Barcos moliceiros classe A – tamanho tradicional

A. Rendeiro
Marco Silva
Um Sonho
Zé Rito
O Amador
Bulhas
S. Salvador
Dos Netos
Câmara Municipal da Murtosa

Barcos moliceiros classe B – mais pequenos

Ecomoliceiro
Sermar

(ao todo 11 barcos)

Classificação e prémios de regata

Classe A

1º – A. Rendeiro – 150 euros
2º – Marco Silva – 100 euros
3º- Um Sonho – 50 euros

Classe B

1º – Ecomoliceiro – 150 euros
2º – Sermar – 100 euros

Classificação e prémios de painéis ( só classe A)

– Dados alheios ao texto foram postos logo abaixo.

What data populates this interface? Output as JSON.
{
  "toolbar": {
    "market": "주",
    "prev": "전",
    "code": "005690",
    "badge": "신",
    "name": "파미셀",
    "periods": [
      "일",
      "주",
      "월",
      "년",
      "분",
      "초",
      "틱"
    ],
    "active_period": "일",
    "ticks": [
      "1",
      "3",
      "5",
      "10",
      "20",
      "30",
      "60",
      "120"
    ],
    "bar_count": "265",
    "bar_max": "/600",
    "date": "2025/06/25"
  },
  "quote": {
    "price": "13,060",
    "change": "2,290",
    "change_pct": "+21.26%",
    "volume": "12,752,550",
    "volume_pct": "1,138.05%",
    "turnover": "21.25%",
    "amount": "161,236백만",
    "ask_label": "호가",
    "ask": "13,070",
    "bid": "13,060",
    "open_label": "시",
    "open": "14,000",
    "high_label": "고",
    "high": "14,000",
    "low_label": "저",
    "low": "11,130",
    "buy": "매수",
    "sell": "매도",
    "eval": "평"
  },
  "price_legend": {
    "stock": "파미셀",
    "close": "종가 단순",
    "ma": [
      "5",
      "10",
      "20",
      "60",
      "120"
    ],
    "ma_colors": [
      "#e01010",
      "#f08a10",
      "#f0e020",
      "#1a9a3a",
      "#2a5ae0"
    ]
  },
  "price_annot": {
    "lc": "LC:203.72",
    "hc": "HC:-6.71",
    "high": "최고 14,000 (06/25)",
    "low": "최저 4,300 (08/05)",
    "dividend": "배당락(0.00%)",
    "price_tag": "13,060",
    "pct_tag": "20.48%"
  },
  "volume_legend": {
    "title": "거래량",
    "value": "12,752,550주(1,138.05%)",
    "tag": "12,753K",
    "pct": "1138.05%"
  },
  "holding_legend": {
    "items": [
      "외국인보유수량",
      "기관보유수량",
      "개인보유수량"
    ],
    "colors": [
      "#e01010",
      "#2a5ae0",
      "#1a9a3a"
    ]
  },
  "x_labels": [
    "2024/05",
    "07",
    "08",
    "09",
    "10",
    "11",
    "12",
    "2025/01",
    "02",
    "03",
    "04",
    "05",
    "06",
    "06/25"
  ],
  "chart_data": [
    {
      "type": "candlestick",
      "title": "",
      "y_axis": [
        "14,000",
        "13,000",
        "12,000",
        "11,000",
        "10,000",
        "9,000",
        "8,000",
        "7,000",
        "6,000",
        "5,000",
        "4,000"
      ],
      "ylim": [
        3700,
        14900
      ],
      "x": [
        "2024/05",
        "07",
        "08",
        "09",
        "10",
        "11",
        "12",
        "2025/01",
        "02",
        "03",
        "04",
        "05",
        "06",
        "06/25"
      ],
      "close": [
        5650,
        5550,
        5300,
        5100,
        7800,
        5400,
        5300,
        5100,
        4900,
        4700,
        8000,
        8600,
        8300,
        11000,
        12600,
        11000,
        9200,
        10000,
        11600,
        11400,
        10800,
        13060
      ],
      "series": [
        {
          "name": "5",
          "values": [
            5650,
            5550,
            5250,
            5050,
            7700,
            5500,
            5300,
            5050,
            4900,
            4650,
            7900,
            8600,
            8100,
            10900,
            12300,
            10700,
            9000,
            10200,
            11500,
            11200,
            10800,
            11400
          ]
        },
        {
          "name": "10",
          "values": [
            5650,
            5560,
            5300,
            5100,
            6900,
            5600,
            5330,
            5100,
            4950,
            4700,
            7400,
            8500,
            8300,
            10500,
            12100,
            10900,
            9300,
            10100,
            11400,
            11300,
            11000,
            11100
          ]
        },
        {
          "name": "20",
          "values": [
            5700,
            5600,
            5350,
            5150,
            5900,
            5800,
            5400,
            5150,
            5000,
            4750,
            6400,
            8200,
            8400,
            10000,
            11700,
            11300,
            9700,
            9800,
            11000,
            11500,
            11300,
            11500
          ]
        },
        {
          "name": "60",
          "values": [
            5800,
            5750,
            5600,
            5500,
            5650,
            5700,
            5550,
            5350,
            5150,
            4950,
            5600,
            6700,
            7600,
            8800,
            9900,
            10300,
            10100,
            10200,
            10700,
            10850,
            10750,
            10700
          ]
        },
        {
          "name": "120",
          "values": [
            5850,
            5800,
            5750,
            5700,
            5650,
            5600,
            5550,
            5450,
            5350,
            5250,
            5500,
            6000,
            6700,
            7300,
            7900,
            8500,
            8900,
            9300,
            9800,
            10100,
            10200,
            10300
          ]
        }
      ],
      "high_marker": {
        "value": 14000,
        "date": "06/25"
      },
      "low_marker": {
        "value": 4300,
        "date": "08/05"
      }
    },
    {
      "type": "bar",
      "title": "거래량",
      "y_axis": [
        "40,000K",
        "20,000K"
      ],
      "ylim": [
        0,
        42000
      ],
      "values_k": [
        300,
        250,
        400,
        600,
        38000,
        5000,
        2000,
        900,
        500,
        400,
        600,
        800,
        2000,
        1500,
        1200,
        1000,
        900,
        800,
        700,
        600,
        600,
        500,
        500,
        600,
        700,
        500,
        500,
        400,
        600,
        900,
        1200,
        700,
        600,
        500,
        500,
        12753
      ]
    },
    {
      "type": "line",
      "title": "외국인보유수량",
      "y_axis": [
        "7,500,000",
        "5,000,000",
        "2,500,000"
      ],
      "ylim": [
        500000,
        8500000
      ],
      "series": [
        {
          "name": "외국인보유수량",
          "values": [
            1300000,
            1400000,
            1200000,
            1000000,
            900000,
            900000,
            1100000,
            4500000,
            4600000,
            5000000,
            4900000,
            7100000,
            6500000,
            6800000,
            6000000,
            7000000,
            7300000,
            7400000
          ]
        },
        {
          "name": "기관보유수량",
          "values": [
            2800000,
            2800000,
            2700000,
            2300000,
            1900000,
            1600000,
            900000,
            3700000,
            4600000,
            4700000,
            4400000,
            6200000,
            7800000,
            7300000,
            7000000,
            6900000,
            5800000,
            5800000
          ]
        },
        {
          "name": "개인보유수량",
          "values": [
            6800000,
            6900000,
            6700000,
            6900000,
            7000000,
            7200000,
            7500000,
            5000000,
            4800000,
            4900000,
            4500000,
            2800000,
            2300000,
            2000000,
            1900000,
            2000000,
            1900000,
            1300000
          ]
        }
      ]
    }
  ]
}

1º – A. Rendeiro – 300 euros
2º – Marco Silva – 250 euros
3º- Bulhas – 200 euros
4º – Zé Rito – 150 euros
5º – O Amador – 100 euros

Algumas contas

Prémio de participação : 700 euros ( 9 classe A). Total 6.300 euros
Prémio de participação : 600 euros (2 classe B). Total 1.200 euros
Prémios de classificação: 300 euros ( classe A) ; 250 euros (classe B)
Prémio de painéis : 1.000 euros

Total do valor entregue aos moliceiros: 6.300+1.200+300+250+1.000 = 9.050 euros

E, agora, pensemos um pouco

Nos últimos anos a transferência da Comunidade Intermunicipal da Região de Aveiro – para a comissão organizadora da regata da ria – tem sido de cerca de 17.000 euros, e este ano terá sido, pelo menos, o mesmo.

A questão em que eu gostava que meditassem é:

11 MOLICEIROS PARTICIPARAM NA REGATA E RECEBERAM 9.050 EUROS.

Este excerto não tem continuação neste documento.